Less than a century ago an easy chair was enough to manage this most important medical emergency of mankind. Of course, at that time mortality of STEMI was estimated to be around 30%.We have since pushed the in-hospital death rate down to less than 10 % and its around 5-8% currently.(*The lifeless chairs were able to save 70 lives is a different story!)
Heparin , thrombolytic agents, critical coronary care has helped us to achieve this , of course It must be admitted primary PCI also played a small role (at best 1 % ) in our fight against this number one killer.
Now, why not combine both lysis and PCI ?
The concept of PIA (Pharmaco Invasive approach) came into vogue primarily for two reasons.
1.If thrombolysis and pPCI are powerful strategies by individual merits why not combine both and achieve double the benefit ?
2. Since pPCI is going to be a logistical nightmare in most points of care and we can’t afford to lose time . So, let us lyse first and consider PCI later !
Unfortunately medical science is not math .One plus one in medicine is rarely two !
Though , it looks attractive , Pharmaco invasive approach has its own troubles.Fortunately , most of them are man-made, few are beyond our knowledge though.
Following general rules may help us
- STEMI should ideally managed by early thrombolysis (or PCI) in all deserving patients.
- Don’t wait for PCI if you think , there will be delay or reduced expertise and poor track record of the center in this modality.
- Pharmaco invasive therapy is not a default in all STEMI .Do good quality , monitored lysis , (Not necessarily new generation thrombolytic .(I prefer one hour sustained thrombolytic regimen , not the hit or miss bolus) .As a learned cardiologist we need to assess individual patients according to the type and risk of MI.Its not wise to blindly follow the guidelines ,because these guidelines , though based on evidence never answers a query in a single patient perspective !
The key “branch points” in decision making after lysis
- Invasive strategy should begin within one hour if the patient has failed thrombolysis and has developed any mechanical issues.( Mind you, LVF requires good medical stabilization .Rushing such patients to cath lab without application of mind can be disastrous )
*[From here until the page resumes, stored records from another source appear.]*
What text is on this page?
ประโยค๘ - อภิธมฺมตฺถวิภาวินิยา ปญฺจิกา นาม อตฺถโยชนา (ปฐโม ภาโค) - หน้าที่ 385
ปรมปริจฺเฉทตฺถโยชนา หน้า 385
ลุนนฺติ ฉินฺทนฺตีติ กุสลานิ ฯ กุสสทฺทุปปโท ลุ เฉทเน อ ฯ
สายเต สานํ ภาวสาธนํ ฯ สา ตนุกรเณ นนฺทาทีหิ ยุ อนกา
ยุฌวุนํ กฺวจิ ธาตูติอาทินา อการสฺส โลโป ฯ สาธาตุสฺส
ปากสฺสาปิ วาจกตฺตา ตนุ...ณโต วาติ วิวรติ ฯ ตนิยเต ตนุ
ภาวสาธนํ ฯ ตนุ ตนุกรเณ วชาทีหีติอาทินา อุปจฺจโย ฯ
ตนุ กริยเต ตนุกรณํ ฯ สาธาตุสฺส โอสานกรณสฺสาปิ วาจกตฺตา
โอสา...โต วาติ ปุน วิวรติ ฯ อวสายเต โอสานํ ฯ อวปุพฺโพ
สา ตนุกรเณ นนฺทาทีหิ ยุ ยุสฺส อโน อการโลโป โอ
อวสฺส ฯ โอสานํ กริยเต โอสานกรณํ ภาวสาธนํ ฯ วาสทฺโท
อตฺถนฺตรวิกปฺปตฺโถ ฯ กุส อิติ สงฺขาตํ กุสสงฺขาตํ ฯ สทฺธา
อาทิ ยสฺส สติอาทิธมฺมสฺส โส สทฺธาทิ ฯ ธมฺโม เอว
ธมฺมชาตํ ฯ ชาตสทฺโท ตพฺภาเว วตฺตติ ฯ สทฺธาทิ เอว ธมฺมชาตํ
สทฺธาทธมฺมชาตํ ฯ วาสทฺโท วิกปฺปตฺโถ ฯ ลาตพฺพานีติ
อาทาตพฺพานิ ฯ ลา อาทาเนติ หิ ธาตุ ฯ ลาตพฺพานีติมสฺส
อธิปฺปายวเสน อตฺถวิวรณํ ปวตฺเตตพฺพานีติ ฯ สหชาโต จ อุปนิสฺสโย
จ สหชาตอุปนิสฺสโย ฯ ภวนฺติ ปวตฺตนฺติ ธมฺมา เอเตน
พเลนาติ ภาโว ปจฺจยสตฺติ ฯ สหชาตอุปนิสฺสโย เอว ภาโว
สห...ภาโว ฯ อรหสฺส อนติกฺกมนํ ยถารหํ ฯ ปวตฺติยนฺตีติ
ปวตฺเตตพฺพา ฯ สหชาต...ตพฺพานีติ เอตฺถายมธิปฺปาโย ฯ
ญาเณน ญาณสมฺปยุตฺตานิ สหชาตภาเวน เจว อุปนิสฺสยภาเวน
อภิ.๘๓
- If the Initial lysis is excellent and the patient is asymptomatic one need not proceed with invasive limb at all.(A significant chunk of apparently failed lysis by ECG are asymptomatic and comfortable , these are patients require delicate assessment regarding further intervention. )
- If the MI is large and the clinical stability is “not confirmed” one may proceed urgently within 24 h.
- In any case there is no role for invasive approach after 24 hours* Unless fresh ischemia suspected to come from IRA or non IRA.
- Having said that, there are many centers that do a diagnostic angiogram alone just prior to discharge (48-72h) for risk stratification and then take a genuine call for a possible PCI or CABG. In my opinion it appears a sensible strategy , though a non invasive stress test pre/post discharge can even avoid that coronary angiogram !
One issue with Rescue PIA
Though by current definition PIA is to be done 3-24 hours , don’t wait for the 4th hour if you have recognized a failed thrombolysis earlier than three hours.( Ofcourse , as the gap between P and I gets too narrowed it may carry some adverse effects witnessed in routine facilitated PCI -Refer FINESSE study ) Similarly,there need not be a blanket ban on PCI beyond 24 hours if residual ischemia is active.
PIA is a dynamic coronary re -perfusion strategy . Nothing is fixed in science. . The optimal gap between Pharmaco and invasive strategy can be anywhere between 1 hour to “Infinitely deferred” depending upon individual risk perception and wisdom of the treating cardiologist.